I'll chime in with my thoughts here:

First, you have made some decisions already that will give you an excellent chance at increasing your savings rate rapidly, great stuff! $5,000 per month is no joke, in fact, it's incredible. The fact that you aren't sure about whether to pay off debt or invest aggressively with this huge surplus of savings is a GOOD problem. Your goal should be to continue to give yourself good problems. This is Rich Dad's whole thing when he says that some people have the problem of having not enough money, while others have the problem of having too much money.

Second, as you can tell from the commenters, smart people have varying opinions about the best way to handle debts. Generally speaking, (and assuming as a matter of course that you are current on these debts, and that they are not impacting your credit score negatively) I'm of the opinion that debts in the 8-10% range  should probably be paid off, and debts with fixed rates below 5% can probably just be paid current. Debts in between are discretionary. A more gung-ho guy like yourself might find more motivation in immediately pursuing investments whereas a more passive person might want to just pay the debts and be done with them.

Third, it makes sense to me that a house-hack with 3.5% down is the right move after you (and your lender) are comfortable with your debt position. Depends on whether your analysis tells you that you are highly likely to net a financial positive (which is usually the case, in my experience) in a place that you will be happy living in.

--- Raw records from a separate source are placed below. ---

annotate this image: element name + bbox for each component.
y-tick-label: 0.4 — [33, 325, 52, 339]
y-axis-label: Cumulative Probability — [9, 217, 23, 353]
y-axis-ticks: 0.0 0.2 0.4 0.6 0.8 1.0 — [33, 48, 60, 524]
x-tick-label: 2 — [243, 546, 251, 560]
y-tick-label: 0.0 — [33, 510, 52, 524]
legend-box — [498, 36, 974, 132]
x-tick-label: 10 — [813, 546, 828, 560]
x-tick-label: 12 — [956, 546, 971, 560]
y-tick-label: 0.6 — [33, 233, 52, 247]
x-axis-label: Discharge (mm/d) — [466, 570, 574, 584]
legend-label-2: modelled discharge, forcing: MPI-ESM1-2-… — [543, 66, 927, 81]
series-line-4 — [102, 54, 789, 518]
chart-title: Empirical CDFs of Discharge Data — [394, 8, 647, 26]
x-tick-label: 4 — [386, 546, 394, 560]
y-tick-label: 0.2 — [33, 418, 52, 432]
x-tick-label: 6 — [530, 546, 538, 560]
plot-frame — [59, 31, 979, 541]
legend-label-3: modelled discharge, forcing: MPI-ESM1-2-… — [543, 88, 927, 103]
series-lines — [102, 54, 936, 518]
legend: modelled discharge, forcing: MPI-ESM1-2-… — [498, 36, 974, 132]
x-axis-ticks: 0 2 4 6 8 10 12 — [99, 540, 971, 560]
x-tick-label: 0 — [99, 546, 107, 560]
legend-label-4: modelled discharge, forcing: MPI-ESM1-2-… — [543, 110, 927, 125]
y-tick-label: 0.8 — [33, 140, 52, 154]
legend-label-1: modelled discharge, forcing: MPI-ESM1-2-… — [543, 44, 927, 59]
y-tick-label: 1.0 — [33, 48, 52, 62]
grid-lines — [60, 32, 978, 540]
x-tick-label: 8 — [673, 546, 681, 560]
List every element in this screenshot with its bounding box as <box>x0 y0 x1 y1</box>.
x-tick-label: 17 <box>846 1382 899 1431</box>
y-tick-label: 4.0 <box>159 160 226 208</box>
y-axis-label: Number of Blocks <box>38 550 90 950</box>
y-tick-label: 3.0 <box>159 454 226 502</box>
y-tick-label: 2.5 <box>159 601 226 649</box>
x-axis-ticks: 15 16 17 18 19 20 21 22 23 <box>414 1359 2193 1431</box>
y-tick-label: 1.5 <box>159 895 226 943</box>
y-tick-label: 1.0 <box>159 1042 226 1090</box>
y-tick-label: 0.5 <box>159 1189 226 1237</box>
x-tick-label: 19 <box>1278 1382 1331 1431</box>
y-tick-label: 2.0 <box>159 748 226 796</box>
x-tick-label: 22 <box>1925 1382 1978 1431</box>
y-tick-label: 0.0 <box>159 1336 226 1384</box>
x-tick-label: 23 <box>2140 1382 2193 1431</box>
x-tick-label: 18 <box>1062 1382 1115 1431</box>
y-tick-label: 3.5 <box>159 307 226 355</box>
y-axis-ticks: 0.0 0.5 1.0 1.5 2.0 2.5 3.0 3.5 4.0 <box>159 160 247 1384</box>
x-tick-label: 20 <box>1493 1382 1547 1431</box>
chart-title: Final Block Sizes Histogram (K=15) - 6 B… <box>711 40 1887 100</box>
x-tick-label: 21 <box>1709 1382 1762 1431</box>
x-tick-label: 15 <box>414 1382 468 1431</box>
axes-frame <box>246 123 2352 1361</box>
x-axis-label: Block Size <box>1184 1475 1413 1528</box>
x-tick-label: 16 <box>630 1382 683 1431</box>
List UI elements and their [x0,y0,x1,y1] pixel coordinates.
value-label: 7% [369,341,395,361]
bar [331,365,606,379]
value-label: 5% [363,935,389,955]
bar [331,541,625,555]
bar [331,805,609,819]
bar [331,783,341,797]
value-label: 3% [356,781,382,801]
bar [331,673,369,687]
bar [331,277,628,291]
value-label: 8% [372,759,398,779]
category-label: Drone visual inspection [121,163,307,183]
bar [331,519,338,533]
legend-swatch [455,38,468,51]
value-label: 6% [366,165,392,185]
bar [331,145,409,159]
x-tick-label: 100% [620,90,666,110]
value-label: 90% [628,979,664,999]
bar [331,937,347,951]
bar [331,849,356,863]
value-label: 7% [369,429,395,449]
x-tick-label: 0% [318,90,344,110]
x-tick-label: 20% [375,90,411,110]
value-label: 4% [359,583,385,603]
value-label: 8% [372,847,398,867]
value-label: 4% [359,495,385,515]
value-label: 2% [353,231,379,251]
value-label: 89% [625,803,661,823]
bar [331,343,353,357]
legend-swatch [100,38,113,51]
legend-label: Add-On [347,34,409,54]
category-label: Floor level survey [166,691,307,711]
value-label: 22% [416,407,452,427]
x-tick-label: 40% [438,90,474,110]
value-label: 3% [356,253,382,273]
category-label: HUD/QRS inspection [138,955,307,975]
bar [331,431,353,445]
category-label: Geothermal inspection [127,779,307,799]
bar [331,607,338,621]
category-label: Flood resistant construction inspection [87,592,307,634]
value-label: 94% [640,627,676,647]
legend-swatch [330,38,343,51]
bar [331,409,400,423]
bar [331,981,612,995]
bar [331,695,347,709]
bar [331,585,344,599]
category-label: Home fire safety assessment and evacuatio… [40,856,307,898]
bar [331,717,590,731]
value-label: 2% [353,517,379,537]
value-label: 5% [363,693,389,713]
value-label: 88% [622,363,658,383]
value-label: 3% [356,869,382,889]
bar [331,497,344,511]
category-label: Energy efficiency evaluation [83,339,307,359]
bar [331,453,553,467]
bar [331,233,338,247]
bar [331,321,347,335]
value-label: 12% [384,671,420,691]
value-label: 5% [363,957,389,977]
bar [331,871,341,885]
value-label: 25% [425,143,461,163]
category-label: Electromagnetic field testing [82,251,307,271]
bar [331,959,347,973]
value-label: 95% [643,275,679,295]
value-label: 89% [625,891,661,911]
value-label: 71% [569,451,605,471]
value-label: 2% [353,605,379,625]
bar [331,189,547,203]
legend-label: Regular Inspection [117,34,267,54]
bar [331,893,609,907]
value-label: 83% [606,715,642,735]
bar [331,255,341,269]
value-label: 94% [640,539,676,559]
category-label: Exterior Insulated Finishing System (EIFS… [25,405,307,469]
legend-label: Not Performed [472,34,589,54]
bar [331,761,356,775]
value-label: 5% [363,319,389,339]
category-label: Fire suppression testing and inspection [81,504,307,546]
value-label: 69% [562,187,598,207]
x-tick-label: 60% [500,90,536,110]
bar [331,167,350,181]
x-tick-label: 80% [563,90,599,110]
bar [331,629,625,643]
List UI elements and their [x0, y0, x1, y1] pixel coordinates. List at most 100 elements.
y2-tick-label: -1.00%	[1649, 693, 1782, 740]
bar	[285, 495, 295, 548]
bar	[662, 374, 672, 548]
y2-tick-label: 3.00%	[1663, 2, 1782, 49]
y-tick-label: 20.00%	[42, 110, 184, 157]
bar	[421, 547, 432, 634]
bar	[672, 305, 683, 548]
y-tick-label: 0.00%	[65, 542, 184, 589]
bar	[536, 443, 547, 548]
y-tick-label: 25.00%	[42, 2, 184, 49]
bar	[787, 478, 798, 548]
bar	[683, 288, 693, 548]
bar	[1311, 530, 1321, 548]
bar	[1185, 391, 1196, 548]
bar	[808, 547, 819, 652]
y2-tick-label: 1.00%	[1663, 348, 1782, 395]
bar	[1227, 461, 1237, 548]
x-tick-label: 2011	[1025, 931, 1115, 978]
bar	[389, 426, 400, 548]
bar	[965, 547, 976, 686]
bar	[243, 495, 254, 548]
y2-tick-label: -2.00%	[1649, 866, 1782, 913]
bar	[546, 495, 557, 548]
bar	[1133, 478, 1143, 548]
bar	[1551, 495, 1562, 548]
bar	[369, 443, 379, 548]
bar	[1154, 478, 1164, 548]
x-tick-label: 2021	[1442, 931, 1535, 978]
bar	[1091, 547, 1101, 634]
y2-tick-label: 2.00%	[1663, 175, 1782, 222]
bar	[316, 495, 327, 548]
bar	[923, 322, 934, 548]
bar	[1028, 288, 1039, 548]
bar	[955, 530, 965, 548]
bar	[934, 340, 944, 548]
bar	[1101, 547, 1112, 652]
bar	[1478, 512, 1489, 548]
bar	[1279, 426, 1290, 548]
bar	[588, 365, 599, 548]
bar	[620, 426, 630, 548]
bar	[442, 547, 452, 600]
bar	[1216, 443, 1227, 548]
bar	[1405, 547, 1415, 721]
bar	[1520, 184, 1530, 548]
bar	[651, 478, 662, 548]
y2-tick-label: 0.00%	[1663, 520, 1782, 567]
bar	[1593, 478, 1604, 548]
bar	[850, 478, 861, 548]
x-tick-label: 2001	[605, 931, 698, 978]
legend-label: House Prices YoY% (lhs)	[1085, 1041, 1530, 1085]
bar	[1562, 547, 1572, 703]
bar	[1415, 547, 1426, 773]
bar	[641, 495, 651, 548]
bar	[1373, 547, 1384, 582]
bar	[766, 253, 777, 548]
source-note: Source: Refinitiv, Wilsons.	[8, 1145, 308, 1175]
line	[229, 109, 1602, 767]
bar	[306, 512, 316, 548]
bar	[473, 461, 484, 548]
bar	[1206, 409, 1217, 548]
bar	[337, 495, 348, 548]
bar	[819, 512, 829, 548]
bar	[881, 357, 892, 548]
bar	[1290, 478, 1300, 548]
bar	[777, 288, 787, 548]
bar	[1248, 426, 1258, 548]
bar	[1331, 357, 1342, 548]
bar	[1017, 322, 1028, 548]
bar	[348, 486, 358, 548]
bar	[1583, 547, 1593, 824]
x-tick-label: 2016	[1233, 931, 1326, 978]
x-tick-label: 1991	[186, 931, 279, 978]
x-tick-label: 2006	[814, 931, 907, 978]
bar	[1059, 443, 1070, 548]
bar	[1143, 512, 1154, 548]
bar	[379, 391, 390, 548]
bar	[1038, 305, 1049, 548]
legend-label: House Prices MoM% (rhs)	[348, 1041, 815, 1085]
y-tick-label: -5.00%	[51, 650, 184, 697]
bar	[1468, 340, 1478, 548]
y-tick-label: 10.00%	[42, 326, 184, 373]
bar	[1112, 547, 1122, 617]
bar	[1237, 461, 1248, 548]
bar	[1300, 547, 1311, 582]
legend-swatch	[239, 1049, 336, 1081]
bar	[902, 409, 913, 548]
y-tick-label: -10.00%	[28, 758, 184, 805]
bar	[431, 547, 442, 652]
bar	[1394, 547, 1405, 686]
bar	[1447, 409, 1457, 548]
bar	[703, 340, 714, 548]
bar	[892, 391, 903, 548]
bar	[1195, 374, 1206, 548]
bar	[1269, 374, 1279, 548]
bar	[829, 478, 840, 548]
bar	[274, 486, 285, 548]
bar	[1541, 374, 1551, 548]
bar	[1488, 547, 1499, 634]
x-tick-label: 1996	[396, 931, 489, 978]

Fourth, with a high savings rate, no commute, a rapidly optimizing lifestyle, diminishing debts, and a growing pool of capital, you are going to go through a transition. Right now, it may seem like there's not too much you can do, other than keep working hard, increase the savings rate bit by bit, and maybe take a few stabs at some unlikely or low wage ventures... Over the next 18 months, then the next 3-5 years, the opposite feeling may be the case. EVERYTHING will seem like an opportunity. There is simply not enough time in the day to take advantage of everything once you have a large amount of financial runway, very low expenses, and have invested a couple of years in learning everything you can about the business of your choosing (be it real estate or some other venture). This, again, is a good problem.

So, basically, I think that the way to get into real estate is probably through house-hacking and rapidly building out a rock-solid financial foundation and eliminating that variable debt. This will probably take you 12-18 months. At that point, you will probably be moving towards a really good position to begin to seriously consider alternatives to your job (if desired) that present risk but also opportunity to move towards your goals 10X faster. Invest in yourself if this is the goal, talk to your lender about possible ramifications (because lenders don't like self-employment income in the first few years!) and stack the odds in your favor as much as you can in the interim! Alternatively, you may be in position such that just by continuing to work your current job you are saving even MORE than the $5,000 per month you currently save. If that's the case, you'll continue to accelerate towards financial freedom at a very high rate, and be able to accumulate multiple significant investment properties each year. 

Keep on giving yourself good problems!